The last ship to disappear the Nantesville was carrying eight million pounds worth of gold. Calvert’s boss Sir Arthur had put agents aboard as the underwriters led by one Lord Charnley needed to stop the rot. Calvert boards the ship and discovers the agents dead with a gang of cutthroats in control from which he makes a narrow escape as the vessel continues her journey. He and his friend Hunslett have the motor yacht Firecrest moored in the bay telling the locals they’re marine biologists but the bad guys know who they really are. Hunslett is in the intelligence branch and possesses no manual skills other than making mugs of cocoa.

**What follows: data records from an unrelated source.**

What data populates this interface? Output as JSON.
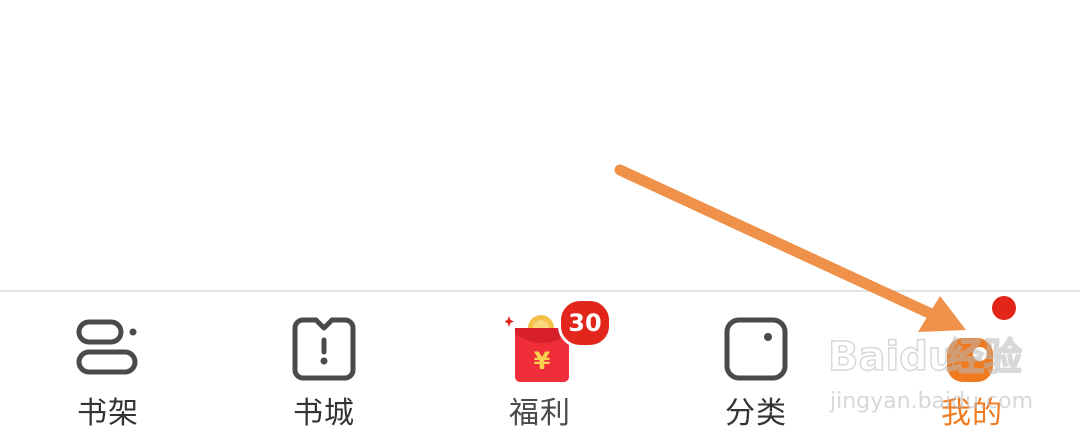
{
  "tabbar": {
    "items": [
      {
        "key": "bookshelf",
        "label": "书架",
        "icon": "bookshelf-icon",
        "active": false
      },
      {
        "key": "bookstore",
        "label": "书城",
        "icon": "book-open-icon",
        "active": false
      },
      {
        "key": "welfare",
        "label": "福利",
        "icon": "red-envelope-icon",
        "badge": "30",
        "active": false
      },
      {
        "key": "category",
        "label": "分类",
        "icon": "category-square-icon",
        "active": false
      },
      {
        "key": "mine",
        "label": "我的",
        "icon": "profile-icon",
        "active": true,
        "dot": true
      }
    ]
  },
  "welfare_icon": {
    "currency_symbol": "¥"
  },
  "watermark": {
    "brand": "Baidu",
    "cn": "经验",
    "url": "jingyan.baidu.com"
  },
  "colors": {
    "active": "#f07a1f",
    "badge": "#e3261b",
    "arrow": "#f0914a",
    "divider": "#e2e2e2"
  }
}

A lot of the locals have missing relatives or tragic stories on the loss of family members.
Their key suspect becomes Sir Anthony Skouris a shipping tycoon whose yacht, the Shangri-La, is moored nearby where on a social visit they also meet Charlotte his second wife. Sir Anthony is played by Jack Hawkins who had to mime all his lines in sync with a voiceover as his voice box had long since been surgically removed, but you couldn’t tell. In a helicopter Calvert searches the area looking for places that could hide a bullion ship and stops off at a cliff top castle where Lord Kirkside and his daughter Sue also have a tragic story of loss. As the chopper brings Calvert back it’s shot down with rifle fire. The pilot is killed and Calvert nearly drowns. Back on the Firecrest he is joined by the portly Sir Arthur, but Hunslett is missing. It’s not long before they’re repelling boarders and pulling Charlotte out of the black water who swam from the Shangri-La to escape from her cruel and crooked husband and his band of thieves, but she’s an untrustworthy siren.

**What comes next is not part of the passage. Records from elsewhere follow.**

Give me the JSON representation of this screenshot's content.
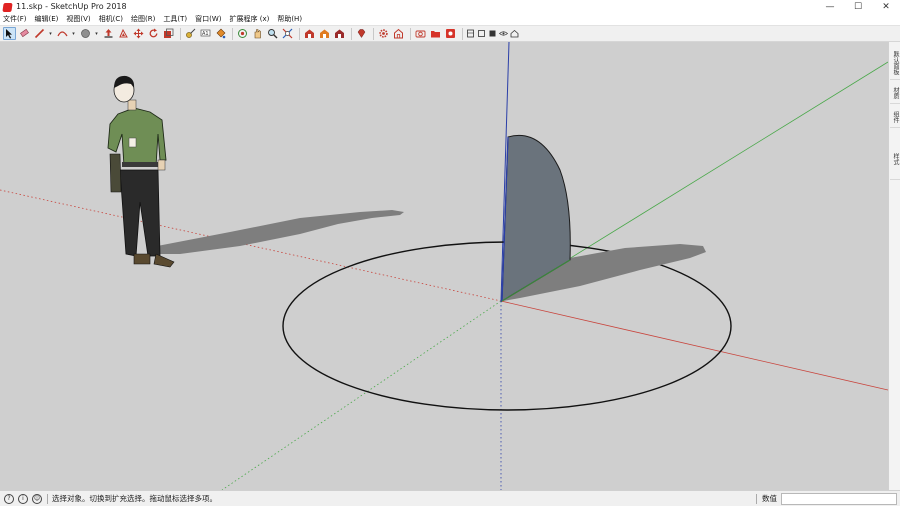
{
  "window": {
    "title": "11.skp - SketchUp Pro 2018",
    "minimize": "—",
    "maximize": "☐",
    "close": "✕"
  },
  "menu": [
    "文件(F)",
    "编辑(E)",
    "视图(V)",
    "相机(C)",
    "绘图(R)",
    "工具(T)",
    "窗口(W)",
    "扩展程序 (x)",
    "帮助(H)"
  ],
  "toolbar": {
    "active_tool": "select",
    "colors": {
      "red": "#d6342a",
      "orange": "#e07b1f",
      "blue": "#2a5fb8",
      "green": "#3a9a3a",
      "gray": "#777777"
    }
  },
  "scene": {
    "background": "#cfcfcf",
    "axes": {
      "red": "#c8443c",
      "green": "#4aa84a",
      "blue": "#2b3fa8"
    },
    "shape_fill": "#6a737c",
    "shadow": "#7e7e7e"
  },
  "side_tray": {
    "tabs": [
      "默认面板",
      "材质",
      "组件",
      "样式"
    ]
  },
  "status": {
    "message": "选择对象。切换到扩充选择。拖动鼠标选择多项。",
    "measure_label": "数值",
    "measure_value": ""
  }
}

Calvert now has a plan to uncover the crooks and recover the gold. As the Firecrest moves off Hunslett’s body appears, tied to the anchor chain. When a group of the heavies attack the motor yacht Calvert rams them then shoots each in cold blood as revenge for the murder of his friend. He finds the Nantesville at the bottom of a loch where he expected it to be, and then it’s off to the castle where he finds it guarded by armed men. He convinces Sue Kirkside to lead him down to the dungeons where all the missing people are being held captive. One of the captives is Skouras’s first and only wife making the prime suspect a victim and not a villain. In a dock below the castle the gold taken from the Nantesville is being transferred and we see the brains behind the operation is none other than Lord Charnley.
Calvert has arranged for reinforcements to ram the dock gates at eight bells; midnight to non-sailors; but the crooks have been tipped off by Charlotte who is married to Charnley’s main accomplice. Nevertheless, with his foresight to bring grenades to the party, Calvert turns the tide and all the bad guys are killed including Charnley who is speared like a kebab by something out of Moby Dick. Just to show his soft side Calvert hands Charlotte a gold bar and sends her on her way. A gripping tale worth seeing if only for Robert Morley’s portrayal of the upper class Sir Arthur.